For $f : [a,b] \rightarrow [a,b]$, show that if $f$ is continuous and differentiable and $f'(x) < 1$ at points such that $f(x) = x$, then $f$ has a unique fixed point.

The proof of the existence of the fixed point is straightforward, but to get uniqueness, we can no longer directly apply Mean Value Theorem when the assumption on the derivative is more restrictive. I am trying to show that if there are two fixed points, then there must be a fixed point between them with derivative greater than 1.

Answer 1

Hint: define $g(x)=f(x)-x$. So you have to show that if $g'(x)<0$ whenever $g(x)=0$, then $g(x)$ has a unique zero. Now suppose for a contradiction that there exist $\alpha<\beta$ such that $g(\alpha)=g\beta)=0$. $g'(\alpha)<0$ means that there exists $\xi\in(\alpha,\beta)$ with $g(\xi)<0$; and $g'(\beta)<0$ means that there exists $\eta\in(\xi,\beta)$ such that $g(\eta)>0$.

Answer 2

Here is one argument:

Claim: Let $f:[0,1]\to [0,1]$ be continuous. If for any $ x\in \operatorname{Fix}(f)$ the derivative $f'(x)$ exists and $f'(x)<1$, then $\# \operatorname{Fix}(f)=1$.

(Here $\operatorname{Fix}(f)=\{x\in[0,1]\,|\, f(x)=x\}$ is the set of fixed points of $f$.)

Proof: First we claim that $f$ has at least one fixed point. Indeed, if $f(0)=0$ or $f(1)=1$, we're done. Otherwise $0< f(0)$ and $f(1)< 1$. Since $f$ is continuous by the intermediate value theorem $f$ ought to have a fixed point in $]0,1[$.

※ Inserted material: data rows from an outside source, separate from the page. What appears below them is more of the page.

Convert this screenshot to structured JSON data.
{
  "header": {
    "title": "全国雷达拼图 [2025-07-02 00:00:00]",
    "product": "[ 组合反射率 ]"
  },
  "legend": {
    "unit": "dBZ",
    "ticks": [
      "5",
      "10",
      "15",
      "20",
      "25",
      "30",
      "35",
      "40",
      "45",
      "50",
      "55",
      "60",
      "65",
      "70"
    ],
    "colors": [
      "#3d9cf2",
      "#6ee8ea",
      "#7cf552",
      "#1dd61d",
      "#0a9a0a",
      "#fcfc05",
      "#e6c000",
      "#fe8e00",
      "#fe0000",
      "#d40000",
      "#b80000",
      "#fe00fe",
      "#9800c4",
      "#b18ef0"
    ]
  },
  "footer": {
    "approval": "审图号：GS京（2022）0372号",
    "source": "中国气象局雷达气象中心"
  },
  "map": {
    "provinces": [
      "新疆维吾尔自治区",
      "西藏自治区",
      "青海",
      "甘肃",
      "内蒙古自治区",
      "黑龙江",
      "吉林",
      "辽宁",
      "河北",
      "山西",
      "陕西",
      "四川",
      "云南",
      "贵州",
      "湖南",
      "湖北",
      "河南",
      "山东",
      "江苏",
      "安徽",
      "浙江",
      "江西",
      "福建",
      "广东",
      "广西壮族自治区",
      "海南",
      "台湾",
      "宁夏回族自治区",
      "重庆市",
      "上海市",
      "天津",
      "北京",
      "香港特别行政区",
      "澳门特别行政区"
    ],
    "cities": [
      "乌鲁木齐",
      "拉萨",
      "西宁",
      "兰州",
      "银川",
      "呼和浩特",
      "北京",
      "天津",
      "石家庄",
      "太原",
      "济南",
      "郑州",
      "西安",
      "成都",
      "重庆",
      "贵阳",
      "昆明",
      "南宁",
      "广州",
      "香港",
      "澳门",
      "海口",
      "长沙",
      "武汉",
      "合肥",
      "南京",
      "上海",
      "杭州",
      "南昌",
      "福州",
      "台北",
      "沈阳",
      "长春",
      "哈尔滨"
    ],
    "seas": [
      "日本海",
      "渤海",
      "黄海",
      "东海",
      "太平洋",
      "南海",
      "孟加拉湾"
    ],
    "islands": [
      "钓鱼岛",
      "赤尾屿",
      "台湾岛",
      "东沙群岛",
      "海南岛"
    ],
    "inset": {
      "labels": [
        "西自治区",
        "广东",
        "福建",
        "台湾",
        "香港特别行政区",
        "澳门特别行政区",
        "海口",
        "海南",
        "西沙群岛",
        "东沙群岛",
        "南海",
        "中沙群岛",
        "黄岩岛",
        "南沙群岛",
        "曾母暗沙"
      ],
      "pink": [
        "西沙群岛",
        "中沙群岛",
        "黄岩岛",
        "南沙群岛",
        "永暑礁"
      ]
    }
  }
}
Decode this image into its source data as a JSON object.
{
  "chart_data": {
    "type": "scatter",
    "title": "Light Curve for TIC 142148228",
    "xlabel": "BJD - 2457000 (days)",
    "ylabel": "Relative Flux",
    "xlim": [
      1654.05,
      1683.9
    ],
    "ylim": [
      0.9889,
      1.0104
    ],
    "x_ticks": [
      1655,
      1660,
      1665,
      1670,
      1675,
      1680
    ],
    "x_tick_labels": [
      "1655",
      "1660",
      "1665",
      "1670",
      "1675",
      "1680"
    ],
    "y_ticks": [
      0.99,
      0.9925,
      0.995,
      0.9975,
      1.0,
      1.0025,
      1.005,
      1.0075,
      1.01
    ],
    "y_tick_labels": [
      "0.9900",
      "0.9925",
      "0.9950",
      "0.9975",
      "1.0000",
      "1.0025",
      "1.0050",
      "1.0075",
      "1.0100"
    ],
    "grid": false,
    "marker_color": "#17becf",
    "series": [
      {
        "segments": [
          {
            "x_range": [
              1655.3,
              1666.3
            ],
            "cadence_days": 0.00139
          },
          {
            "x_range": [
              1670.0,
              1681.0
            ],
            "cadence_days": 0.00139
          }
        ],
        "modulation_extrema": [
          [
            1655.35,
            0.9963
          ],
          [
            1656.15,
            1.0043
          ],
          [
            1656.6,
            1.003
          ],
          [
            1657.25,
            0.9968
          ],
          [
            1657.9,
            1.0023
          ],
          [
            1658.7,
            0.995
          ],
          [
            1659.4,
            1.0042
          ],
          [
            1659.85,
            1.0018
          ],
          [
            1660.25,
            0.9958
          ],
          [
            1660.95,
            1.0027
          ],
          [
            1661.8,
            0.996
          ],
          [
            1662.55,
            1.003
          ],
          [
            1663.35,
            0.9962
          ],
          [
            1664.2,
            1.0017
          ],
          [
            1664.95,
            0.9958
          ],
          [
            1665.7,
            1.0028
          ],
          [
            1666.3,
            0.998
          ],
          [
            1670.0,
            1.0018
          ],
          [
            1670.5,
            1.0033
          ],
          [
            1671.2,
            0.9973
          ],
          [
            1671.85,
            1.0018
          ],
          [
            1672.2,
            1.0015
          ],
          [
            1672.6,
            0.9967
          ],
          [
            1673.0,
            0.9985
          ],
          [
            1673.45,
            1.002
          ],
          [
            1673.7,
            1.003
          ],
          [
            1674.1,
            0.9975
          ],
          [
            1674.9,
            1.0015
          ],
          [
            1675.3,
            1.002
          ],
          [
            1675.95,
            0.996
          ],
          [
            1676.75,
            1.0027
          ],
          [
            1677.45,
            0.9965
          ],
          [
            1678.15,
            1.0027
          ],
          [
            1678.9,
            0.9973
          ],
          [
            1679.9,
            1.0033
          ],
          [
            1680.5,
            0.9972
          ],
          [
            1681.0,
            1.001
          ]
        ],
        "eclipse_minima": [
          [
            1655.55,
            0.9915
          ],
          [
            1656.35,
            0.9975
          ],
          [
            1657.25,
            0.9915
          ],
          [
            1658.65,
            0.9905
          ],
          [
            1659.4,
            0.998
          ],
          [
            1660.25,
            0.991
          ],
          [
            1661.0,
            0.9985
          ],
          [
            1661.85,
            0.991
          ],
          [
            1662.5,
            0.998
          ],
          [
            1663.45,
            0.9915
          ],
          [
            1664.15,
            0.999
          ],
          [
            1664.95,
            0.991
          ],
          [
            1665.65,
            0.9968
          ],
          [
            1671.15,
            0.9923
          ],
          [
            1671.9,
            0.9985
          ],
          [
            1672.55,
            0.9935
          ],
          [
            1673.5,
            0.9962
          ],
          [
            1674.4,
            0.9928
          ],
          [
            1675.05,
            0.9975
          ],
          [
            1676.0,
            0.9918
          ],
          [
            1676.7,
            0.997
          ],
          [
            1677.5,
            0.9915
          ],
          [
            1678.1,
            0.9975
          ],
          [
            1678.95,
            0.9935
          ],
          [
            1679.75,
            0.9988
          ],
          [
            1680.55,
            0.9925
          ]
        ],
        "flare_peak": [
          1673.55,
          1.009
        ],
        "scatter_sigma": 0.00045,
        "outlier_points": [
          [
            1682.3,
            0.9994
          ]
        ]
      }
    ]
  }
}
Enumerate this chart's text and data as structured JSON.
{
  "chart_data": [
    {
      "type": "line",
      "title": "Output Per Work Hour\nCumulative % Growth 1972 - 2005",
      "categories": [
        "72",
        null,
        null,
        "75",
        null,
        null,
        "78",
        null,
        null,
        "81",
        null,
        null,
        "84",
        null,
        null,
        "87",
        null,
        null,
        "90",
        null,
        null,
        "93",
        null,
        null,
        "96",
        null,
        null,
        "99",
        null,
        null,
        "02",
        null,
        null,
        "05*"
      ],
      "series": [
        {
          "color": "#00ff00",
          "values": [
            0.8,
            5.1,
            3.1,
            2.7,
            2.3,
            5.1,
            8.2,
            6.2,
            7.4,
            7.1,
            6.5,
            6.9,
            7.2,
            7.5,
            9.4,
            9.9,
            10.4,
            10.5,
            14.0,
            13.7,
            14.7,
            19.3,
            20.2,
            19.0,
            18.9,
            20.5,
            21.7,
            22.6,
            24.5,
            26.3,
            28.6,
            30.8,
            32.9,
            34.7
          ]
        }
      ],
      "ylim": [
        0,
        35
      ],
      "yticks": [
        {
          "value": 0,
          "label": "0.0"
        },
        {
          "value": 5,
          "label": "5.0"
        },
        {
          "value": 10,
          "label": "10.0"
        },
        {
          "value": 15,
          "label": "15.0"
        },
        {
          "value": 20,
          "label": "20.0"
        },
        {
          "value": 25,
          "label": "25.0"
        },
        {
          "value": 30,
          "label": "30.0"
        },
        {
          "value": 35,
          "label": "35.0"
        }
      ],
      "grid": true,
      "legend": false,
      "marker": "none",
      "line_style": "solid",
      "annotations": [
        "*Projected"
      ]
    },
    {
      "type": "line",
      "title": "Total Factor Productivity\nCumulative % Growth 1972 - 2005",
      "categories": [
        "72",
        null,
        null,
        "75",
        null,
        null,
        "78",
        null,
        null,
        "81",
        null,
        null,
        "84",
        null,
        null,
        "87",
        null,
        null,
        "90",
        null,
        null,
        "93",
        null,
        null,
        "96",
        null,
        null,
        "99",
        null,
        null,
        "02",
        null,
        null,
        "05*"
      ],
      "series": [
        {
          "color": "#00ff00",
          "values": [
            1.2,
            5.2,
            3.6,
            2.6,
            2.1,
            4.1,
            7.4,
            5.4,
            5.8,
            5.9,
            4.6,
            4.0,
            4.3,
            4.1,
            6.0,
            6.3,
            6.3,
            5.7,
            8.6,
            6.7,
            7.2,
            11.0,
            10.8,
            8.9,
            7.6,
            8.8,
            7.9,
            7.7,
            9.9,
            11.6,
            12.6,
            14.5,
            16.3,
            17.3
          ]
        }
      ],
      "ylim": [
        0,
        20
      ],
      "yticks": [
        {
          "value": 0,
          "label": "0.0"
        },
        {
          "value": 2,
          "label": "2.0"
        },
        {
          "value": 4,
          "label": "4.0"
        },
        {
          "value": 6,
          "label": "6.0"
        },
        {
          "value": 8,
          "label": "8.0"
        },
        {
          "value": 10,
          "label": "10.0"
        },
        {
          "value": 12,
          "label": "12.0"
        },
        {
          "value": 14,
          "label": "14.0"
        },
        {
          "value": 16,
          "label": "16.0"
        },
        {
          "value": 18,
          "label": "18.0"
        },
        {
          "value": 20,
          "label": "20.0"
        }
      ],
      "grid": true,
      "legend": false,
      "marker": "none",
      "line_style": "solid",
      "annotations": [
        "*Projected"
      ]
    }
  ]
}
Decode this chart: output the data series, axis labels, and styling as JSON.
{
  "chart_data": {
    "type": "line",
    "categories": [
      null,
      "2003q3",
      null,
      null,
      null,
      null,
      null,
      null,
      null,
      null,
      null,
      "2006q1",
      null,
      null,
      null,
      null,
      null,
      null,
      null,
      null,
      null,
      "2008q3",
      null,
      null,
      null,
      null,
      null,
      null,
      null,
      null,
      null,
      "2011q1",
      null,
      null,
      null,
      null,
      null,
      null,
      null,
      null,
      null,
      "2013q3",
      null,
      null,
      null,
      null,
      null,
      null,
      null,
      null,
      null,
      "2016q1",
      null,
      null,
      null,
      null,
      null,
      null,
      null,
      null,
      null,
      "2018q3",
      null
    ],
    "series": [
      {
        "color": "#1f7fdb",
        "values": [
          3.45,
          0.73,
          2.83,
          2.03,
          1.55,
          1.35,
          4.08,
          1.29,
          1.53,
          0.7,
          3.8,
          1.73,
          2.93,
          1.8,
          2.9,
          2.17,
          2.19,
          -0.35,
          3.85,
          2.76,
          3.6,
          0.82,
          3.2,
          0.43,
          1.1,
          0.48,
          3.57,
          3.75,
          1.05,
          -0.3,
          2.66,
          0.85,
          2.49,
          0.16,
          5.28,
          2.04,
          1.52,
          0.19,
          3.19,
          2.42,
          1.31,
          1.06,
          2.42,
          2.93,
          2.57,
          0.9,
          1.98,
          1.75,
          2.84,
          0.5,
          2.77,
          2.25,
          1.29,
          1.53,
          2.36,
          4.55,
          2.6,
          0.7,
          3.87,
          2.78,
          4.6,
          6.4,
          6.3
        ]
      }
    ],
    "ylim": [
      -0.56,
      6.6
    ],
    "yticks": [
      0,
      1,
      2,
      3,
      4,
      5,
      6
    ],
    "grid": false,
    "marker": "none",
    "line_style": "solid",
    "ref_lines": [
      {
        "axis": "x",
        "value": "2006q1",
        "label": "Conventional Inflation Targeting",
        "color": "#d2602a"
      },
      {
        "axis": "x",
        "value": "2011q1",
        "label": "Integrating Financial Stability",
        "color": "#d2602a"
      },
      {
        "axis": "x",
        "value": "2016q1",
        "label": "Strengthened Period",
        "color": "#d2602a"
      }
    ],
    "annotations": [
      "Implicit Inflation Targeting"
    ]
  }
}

Observe that by the hypothesis on the fixed points we have:

\begin{align*} \forall x\in \operatorname{Fix}(f), \exists \delta_x\in\mathbb{R}_{>0},\,\,& \forall z\in [0,1]\,\,\cap\,\,]x,x+\delta_x[: f(z)< z\text{ and }\\ &\forall z\in [0,1]\,\,\cap\,\,]x-\delta_x,x[: z< f(z). \quad\quad(\dagger) \end{align*}

(The first line is by unfolding the definition of the right limit for $f'(x)$ and the second line is by unfolding the definition of the left limit for $f'(x)$. Heuristically $f'(x)<1$ means that the graph of $f$, compared to the diagonal, is tilted up for $f(x-\epsilon)$ and tilted down for $f(x+\epsilon)$. It's clear that we don't really need the two limits to coincide; only that they both be less than $1$.)

In particular $\operatorname{Fix}(f)$ is discrete. By the continuity of $f$ it's also closed, hence compact, whence finite. Let us put $L_x=[0,1]\,\,\cap\,\,]x-\delta_x,x[$ and $R_x=[0,1]\,\,\cap\,\,]x,x+\delta_x[$ for $x\in\operatorname{Fix}(f)$.

Next we claim that $f$ has not more than one fixed point. As we observed that $f$ has finitely many fixed points, it suffices to show that if $f$ has two distinct fixed points, then it has infinitely many fixed points. Let $x,y\in\operatorname{Fix}(f)$ be such that $x< y$. By $(\dagger)$, since $R_x\,\,\cap\,\, ]x,y[\neq\emptyset\neq L_y\,\,\cap\,\, ]x,y[$, there are $a,b\in]x,y[$ such that

$$a<b,\quad f(a)<a,\quad b<f(b).$$

Again by the intermediate value theorem $f$ has a fixed point in $]a,b[$. By induction $f$ has infinitely many fixed points, a contradiction.